È figlio di egiziani che non abitano da almeno 3 anni in Friuli,
come prevedono le nuove norme. Il Comune: ci pensiamo noi

(archivio)
PORDENONE (17 giugno) - Una madre egiziana che vive a Pordenone si è vista negare l'assistenza e il sostegno scolastico al figlio affetto dalla sindrome di Down.

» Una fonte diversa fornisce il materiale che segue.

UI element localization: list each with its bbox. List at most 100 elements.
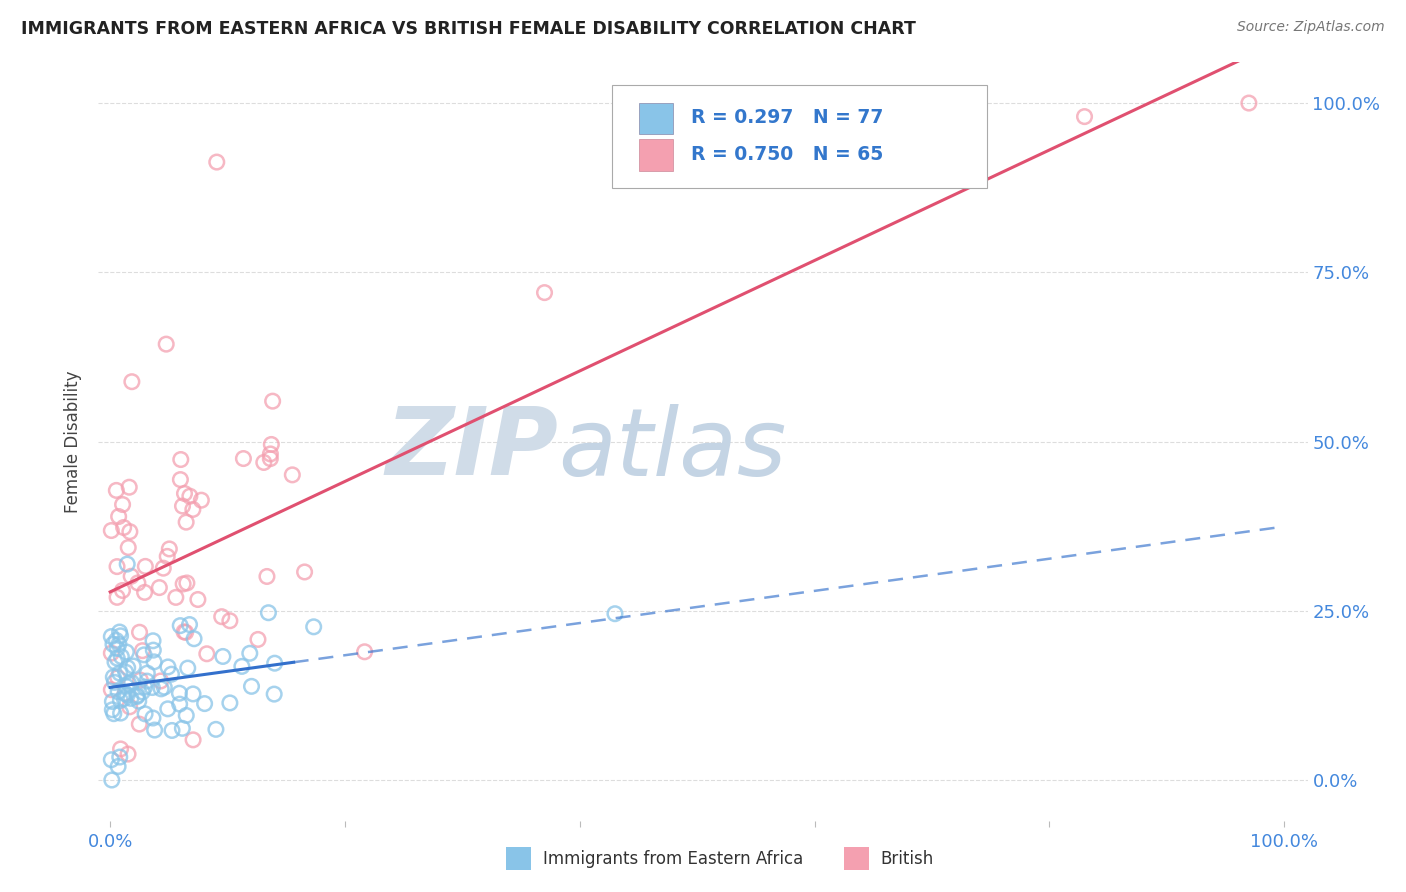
Point	[134, 585, 156, 599]
Point	[353, 645, 375, 659]
Bar	[638, 103, 673, 135]
Point	[112, 520, 135, 534]
Text: British: British	[880, 849, 934, 868]
Point	[1073, 110, 1095, 124]
Point	[108, 625, 131, 640]
Text: R = 0.297   N = 77: R = 0.297 N = 77	[690, 108, 883, 128]
Point	[240, 679, 263, 693]
Point	[110, 693, 132, 707]
Point	[155, 337, 177, 351]
Point	[260, 437, 283, 451]
Point	[114, 686, 136, 700]
Point	[172, 577, 194, 591]
Point	[128, 717, 150, 731]
Point	[253, 455, 276, 469]
Point	[104, 655, 127, 669]
Point	[105, 641, 128, 656]
Point	[108, 637, 131, 651]
Point	[169, 473, 191, 487]
Text: atlas: atlas	[558, 403, 786, 495]
Point	[160, 667, 183, 681]
Point	[127, 576, 149, 591]
Point	[176, 576, 198, 591]
Point	[134, 680, 156, 694]
Point	[143, 723, 166, 737]
Point	[135, 674, 157, 689]
Point	[174, 625, 197, 640]
Point	[101, 694, 124, 708]
Point	[142, 711, 165, 725]
Point	[115, 688, 138, 702]
Point	[117, 747, 139, 761]
Point	[281, 467, 304, 482]
Point	[105, 483, 128, 498]
Point	[101, 703, 124, 717]
Point	[256, 569, 278, 583]
Point	[174, 515, 197, 529]
Point	[103, 706, 125, 721]
Point	[157, 541, 180, 556]
Point	[100, 646, 122, 660]
Point	[117, 676, 139, 690]
Point	[232, 451, 254, 466]
Point	[125, 690, 148, 704]
Point	[108, 666, 131, 681]
Point	[169, 618, 191, 632]
Point	[262, 394, 284, 409]
Point	[107, 684, 129, 698]
Point	[174, 708, 197, 723]
Point	[205, 155, 228, 169]
Point	[142, 633, 165, 648]
Point	[118, 699, 141, 714]
Point	[100, 524, 122, 538]
Point	[132, 648, 155, 662]
Point	[302, 620, 325, 634]
Point	[128, 694, 150, 708]
Point	[136, 666, 159, 681]
Point	[263, 687, 285, 701]
Point	[110, 742, 132, 756]
Point	[108, 750, 131, 764]
Point	[181, 502, 204, 516]
Point	[105, 591, 128, 605]
Text: Immigrants from Eastern Africa: Immigrants from Eastern Africa	[543, 849, 803, 868]
Point	[173, 624, 195, 639]
Point	[181, 687, 204, 701]
Point	[131, 685, 153, 699]
Point	[141, 681, 163, 695]
Point	[257, 606, 280, 620]
Point	[128, 625, 150, 640]
Point	[105, 633, 128, 648]
Point	[100, 682, 122, 697]
Point	[143, 655, 166, 669]
Point	[115, 679, 138, 693]
Point	[110, 649, 132, 664]
Point	[115, 557, 138, 571]
Point	[101, 772, 124, 787]
Point	[152, 561, 174, 575]
Point	[118, 480, 141, 494]
Point	[181, 732, 204, 747]
Point	[121, 675, 143, 690]
Point	[170, 452, 193, 467]
Point	[115, 645, 138, 659]
Point	[107, 759, 129, 773]
Point	[142, 643, 165, 657]
Point	[105, 651, 128, 665]
Point	[187, 592, 209, 607]
Point	[105, 559, 128, 574]
Point	[110, 706, 132, 720]
Point	[205, 723, 228, 737]
Point	[110, 629, 132, 643]
Text: IMMIGRANTS FROM EASTERN AFRICA VS BRITISH FEMALE DISABILITY CORRELATION CHART: IMMIGRANTS FROM EASTERN AFRICA VS BRITIS…	[21, 20, 915, 37]
Point	[112, 691, 135, 706]
Point	[122, 659, 145, 673]
Point	[165, 591, 187, 605]
Point	[150, 681, 173, 696]
Point	[107, 509, 129, 524]
Point	[153, 680, 176, 694]
Point	[131, 643, 153, 657]
Point	[127, 689, 149, 703]
Point	[169, 686, 191, 700]
Point	[212, 649, 235, 664]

La situazione è stata denunciata dal consigliere regionale del Pd Paolo Pupulin, che parla di palese
e stupida discriminazione.

Pupulin ha presentato un'interrogazione. «Il presidente della Regione - sostiene il consigliere d'opposizione - che vuole accreditarsi come aperto e sensibile, a causa del proprio comportamento ignavo ha lasciato passare in tanti provvedimenti la logica della discriminazione generale nei confronti degli immigrati, persino a prescindere dalla regolarità della loro presenza in Friuli Venezia Giulia, e si vede giustamente additato, assieme alla sua coalizione di destra, come responsabile di un'incredibile azione persecutoria nei confronti d'un bambino disabile». Nell'interrogazione, Populin chiede che si intervenga contro qualsiasi tipo di discriminazione nell'accesso ai servizi del welfare regionale (ora è possibile soltanto dopo una residenza minima di tre anni).

«Chiedo pure di sapere - spiega il consigliere - come si intenda rispondere alla richiesta dei servizi sociali del Comune di Pordenone sull'applicabilità d'una norma contraddittoria con quelle dello Stato e della stessa Comunità europea». Pupulin afferma che il Comune di Pordenone ha fatto bene a garantire con propri fondi la continuità del servizio di affiancamento del minore.

L'esponente del Pd vuole anche sapere come la Giunta intenda comportarsi in merito all'impugnazione davanti alla Corte costituzionale da parte del Governo di una norma considerata come discriminatoria nei riguardi, non solo degli extracomunitari residenti, ma pure nei confronti degli stessi comunitari non residenti o residenti da meno di 36 mesi: «Una discriminazione ingiustificata - sostiene Pupulin - che viola i diritti fondamentali riconosciuti dalla Costituzione, che garantisce l'assistenza sociale ad ogni cittadino, tanto più se minore. A nome del gruppo consiliare del Pd manifesto la solidarietà nei confronti di una madre e di una famiglia coraggiosa e l'impegno continuo perché fatti simili non debbano più succedere».